4. Pastoral. By this I mean the full game. This is the key job of the minister or trained volunteer. It could include 'light touch' reading scripture together, the minster praying (but not expecting the visited to pray...they may be too upset or nervous, or not used to this), and even singing, or saying, a hymn together.

I am part of a church that uses liturgical forms (laughingly known by non-participants as 'traditional'), so if I was very infirm, I would expect the minister to read through morning prayer with me...even if an abbreviated version, or perhaps the Collect for the preceding Sunday could be read, along with the readings set down for that day. The minister might want to conversationally summarize the sermon he/she delivered, or what transpired in a recent study group. They might even read through and conduct holy communion together.

5. Referrals. People in distress are often unable to sort out the public services that are or might be available to them, how to obtain them, and how to sort out eligibility. Sometimes a GP can assist, or perhaps a social worker at a local hospital. The church might be able to help with a relevant contact to assist here, but this game is a complex one and a person with suitable expertise has to be involved.

Experience

Many years ago I was seriously ill with a stage 3 cancer, even worse because of extended radio-chemo therapy. My minister kindly visited every couple of weeks or so and we shared a coffee. He was gentle, un-rushed, and spent time. We just chatted for 30 minutes or so. He prayed, then left. This was fabulously encouraging, even though, while extremely sick (and very thin), I was quite cheerful. He didn't pry, but chatted as an adult to an adult. He didn't comment on my attire, my appearance, my home (which I could do no housework in, but had organized others) or anything but matters that found their way onto the 'agenda'.
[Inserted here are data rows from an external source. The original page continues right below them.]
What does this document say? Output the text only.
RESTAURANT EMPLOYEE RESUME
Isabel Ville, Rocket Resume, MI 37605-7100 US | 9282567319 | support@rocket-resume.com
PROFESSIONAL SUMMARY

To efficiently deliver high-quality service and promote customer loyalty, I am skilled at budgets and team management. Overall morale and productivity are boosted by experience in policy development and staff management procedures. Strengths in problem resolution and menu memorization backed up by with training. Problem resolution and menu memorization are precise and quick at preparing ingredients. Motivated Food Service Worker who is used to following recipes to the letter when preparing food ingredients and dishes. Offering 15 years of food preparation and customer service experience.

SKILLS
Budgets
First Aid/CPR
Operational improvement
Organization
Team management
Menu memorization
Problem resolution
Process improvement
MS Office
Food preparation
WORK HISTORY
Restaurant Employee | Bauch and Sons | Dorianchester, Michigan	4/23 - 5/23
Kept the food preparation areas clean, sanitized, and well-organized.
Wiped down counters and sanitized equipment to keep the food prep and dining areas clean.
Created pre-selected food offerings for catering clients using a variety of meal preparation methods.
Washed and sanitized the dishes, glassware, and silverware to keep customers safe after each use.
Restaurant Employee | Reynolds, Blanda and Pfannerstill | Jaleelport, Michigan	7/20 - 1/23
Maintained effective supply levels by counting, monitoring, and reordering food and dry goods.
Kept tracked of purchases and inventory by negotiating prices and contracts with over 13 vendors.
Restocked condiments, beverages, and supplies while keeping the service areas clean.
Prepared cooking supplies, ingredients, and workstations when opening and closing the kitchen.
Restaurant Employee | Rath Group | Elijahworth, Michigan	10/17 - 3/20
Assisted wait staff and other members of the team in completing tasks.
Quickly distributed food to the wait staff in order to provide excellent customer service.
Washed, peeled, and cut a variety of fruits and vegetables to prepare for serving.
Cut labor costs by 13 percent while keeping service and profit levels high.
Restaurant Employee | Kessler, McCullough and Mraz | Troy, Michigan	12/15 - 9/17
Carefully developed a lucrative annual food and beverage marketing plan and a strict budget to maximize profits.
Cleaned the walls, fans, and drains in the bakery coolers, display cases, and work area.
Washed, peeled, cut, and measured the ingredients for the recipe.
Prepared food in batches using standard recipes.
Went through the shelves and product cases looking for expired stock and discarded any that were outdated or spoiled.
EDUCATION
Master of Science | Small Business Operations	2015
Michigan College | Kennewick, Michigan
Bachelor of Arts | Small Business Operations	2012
More recently I saw one of the paid Christians at church ask an ill parishioner "What can we do for you, just let us know". What was he to answer? He could not know the options and so could not even start to answer. It would have been better to ask if he could be visited, and phone later to arrange a time (for pastoral 'reconnaissance').

Volunteers

Volunteers are, or should be, the life-blood of the local church. It is essential that all who are pastoral volunteers must be trained to understand pastoral care, pastoral conversations, and the special needs of those who are ill, particularly where the illness produces functional or cognitive deficits or is terminal. Based on what I've had reported to me, volunteers must be trained to have reserved (that is, non-judgmental) spiritual conversations, not to insist on spiritual acts such as prayer or reading the scripture or prayer book, and to be un-rushed. They must double check any rendezvous locations and times, and either take the fault for misunderstandings, or handle them neutrally. In dealing with trying conversational circumstances, some training in assertive pastoral conversations would help.

Volunteer driving is not the cinch it is often considered to be. Knowledge of locations and a careful driving style that considers the needs of the passenger is essential, as is good road sense and a clean driving record. An ability not to see the car as a conversation lounge is important. Your job is driving, not chatting.

As with any volunteering role, all volunteers must be trained to understand the general flow of the Bible, of Christian belief, pastoral practice and pastoral conversations and to handle the 5 basic questions. They are, after all, the public face of the church in this role.